Le coefficient gay est calculé pour chaque arrondissement à partir des données du fichier Têtu et des données du recensement général de la population de 1999. Il correspond au rapport entre deux rapports : le rapport entre effectifs d’abonnés à Têtu dans un arrondissement et effectifs d’abonnés à Têtu dans Paris, rapporté au rapport entre effectifs de la population masculine dans un arrondissement et effectifs de la population masculine dans Paris. Le coefficient gay du 1er arrondissement pour 2007 vaut : λ 1,07 = (t1,07 / T07) / (h1,99 / H99)= (11/ 385) / (8370/ 996 922)≈ 3,45
Avec : t1,07 = nombre d’individus abonnés à Têtu habitant dans le 1er arrondissement en 2007 ; T07 = nombre total d’individus abonnés à Têtu à Paris en 2007 ; h1,99 = nombre d’hommes habitant dans le 1er arrondissement en 1999 ; H99 = nombre d’hommes habitant Paris en 1999.
Ce coefficient permet de comparer le poids de l’arrondissement dans notre échantillon à celui du même arrondissement dans la population masculine parisienne. Malgré les biais de recrutement de notre échantillon, on peut alors comparer les géographies résidentielles masculines et gays dans Paris.
Si λ < 1, les gays seraient sous-représentés dans l’arrondissement. Si λ > 1, les gays y seraient sur-représentés. Plus λ augmente au-dessus de 1, plus la sur-représentation des gays serait forte.

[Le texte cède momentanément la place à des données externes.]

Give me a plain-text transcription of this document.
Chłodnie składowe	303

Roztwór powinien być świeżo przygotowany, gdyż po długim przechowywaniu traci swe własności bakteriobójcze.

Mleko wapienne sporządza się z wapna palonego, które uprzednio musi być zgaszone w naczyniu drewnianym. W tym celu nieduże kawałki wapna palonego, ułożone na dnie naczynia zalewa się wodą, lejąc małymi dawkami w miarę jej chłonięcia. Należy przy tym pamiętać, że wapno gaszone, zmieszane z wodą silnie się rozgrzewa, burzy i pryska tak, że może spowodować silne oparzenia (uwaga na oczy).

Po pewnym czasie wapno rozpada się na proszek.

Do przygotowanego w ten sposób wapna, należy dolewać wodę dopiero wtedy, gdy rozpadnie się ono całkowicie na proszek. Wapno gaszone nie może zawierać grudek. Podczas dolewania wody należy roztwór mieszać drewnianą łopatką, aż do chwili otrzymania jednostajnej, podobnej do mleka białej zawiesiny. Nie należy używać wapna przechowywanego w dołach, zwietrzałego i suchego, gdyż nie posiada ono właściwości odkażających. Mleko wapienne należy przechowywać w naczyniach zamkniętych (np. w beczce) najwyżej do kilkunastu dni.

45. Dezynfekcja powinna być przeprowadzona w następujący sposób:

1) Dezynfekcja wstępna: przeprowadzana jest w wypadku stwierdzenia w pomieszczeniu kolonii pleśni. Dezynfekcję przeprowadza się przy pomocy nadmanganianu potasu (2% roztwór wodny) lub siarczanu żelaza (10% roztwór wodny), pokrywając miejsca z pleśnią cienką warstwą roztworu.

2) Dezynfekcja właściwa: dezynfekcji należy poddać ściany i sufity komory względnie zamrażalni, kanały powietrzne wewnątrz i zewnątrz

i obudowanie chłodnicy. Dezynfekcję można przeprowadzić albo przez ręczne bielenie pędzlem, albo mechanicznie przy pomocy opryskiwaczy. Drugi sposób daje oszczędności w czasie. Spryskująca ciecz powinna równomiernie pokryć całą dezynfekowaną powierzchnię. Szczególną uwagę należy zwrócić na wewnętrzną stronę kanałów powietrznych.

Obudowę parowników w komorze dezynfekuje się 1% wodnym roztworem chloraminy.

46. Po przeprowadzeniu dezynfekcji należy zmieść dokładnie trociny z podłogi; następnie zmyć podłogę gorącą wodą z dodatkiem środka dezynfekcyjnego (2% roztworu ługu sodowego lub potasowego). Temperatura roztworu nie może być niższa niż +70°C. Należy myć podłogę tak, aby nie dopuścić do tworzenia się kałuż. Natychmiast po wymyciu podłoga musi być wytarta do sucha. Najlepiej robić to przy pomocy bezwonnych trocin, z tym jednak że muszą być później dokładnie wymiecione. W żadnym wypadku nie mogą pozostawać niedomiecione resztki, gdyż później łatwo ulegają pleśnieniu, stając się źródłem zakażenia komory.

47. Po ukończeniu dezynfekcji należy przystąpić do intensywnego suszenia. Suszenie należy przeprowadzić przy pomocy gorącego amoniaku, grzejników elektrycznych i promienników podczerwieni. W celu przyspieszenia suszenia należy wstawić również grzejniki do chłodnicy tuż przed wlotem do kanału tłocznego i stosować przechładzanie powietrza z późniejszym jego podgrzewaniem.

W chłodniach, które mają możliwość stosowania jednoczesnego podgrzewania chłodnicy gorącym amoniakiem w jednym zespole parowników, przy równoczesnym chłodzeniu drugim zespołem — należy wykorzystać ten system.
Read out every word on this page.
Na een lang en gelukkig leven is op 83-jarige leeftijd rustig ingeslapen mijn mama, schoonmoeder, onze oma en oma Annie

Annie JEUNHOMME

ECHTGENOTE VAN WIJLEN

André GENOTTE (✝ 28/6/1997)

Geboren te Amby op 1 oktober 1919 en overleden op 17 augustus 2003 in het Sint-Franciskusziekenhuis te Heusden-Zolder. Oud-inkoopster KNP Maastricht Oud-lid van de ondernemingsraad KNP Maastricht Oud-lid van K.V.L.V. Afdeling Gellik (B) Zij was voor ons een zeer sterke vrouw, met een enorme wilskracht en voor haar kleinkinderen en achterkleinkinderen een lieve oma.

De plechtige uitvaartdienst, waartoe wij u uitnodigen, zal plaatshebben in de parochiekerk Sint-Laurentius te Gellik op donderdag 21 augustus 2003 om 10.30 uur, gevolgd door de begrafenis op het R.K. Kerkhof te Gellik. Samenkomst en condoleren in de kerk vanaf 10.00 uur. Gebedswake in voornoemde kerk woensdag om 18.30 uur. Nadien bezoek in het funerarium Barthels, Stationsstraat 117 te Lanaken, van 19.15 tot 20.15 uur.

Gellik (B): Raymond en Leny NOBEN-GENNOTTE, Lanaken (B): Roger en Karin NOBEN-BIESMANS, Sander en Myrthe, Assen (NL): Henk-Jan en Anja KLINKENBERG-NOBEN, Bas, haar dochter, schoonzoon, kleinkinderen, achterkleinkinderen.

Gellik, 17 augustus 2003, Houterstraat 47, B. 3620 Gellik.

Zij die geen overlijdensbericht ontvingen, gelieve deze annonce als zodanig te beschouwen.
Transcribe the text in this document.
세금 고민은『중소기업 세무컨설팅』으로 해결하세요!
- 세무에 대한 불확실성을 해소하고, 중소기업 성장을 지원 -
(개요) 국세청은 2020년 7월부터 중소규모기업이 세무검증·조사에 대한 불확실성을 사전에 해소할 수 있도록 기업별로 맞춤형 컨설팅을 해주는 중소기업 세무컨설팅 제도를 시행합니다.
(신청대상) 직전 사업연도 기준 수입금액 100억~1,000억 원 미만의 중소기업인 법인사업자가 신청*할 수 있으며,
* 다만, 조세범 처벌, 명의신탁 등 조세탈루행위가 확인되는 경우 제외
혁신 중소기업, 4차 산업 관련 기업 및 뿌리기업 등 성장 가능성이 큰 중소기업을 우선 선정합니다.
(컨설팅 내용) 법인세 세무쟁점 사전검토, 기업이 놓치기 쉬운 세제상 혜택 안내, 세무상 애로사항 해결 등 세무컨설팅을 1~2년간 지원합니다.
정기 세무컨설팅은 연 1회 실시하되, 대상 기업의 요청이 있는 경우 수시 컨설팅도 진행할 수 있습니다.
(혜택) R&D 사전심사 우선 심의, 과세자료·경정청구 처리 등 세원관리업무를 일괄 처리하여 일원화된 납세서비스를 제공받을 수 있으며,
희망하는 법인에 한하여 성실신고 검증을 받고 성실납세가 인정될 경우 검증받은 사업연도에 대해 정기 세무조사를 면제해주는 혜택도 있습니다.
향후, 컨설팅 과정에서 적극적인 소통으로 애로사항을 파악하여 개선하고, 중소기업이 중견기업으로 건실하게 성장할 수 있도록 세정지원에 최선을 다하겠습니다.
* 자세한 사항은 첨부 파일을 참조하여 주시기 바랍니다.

Le calcul de λ fournit des valeurs différentes selon les arrondissements : il existe bien des sous et des sur-représentations dans l’espace parisien  et ce sont elles qui permettent de parler d’une géographie résidentielle homosexuelle spécifique. Le fichier des abonnés parisiens à Têtu donne ainsi accès à des informations inédites concernant une population gay parisienne bien spécifique : des individus relativement jeunes, actifs et occupant des positions sociales favorisées. Cette population ne se répartit pas de manière totalement aléatoire dans Paris et semble effectuer des choix résidentiels différents de l’ensemble des hommes parisiens. Quels sont les traits principaux de cette géographie résidentielle gay dans Paris ?

Notes
53.

Cette inclusion du sous-ensemble gay dans la population masculine parisienne nous oblige en toute rigueur à parler d’un « indice de ségrégation » plutôt qu’un « indice de dissimilarité » (Apparicio, 2000).

54.

Le calcul de ces indices est bien connu par ailleurs (Grafmeyer, 1991 ; Préteceille, 1995 ; Apparicio, 2000).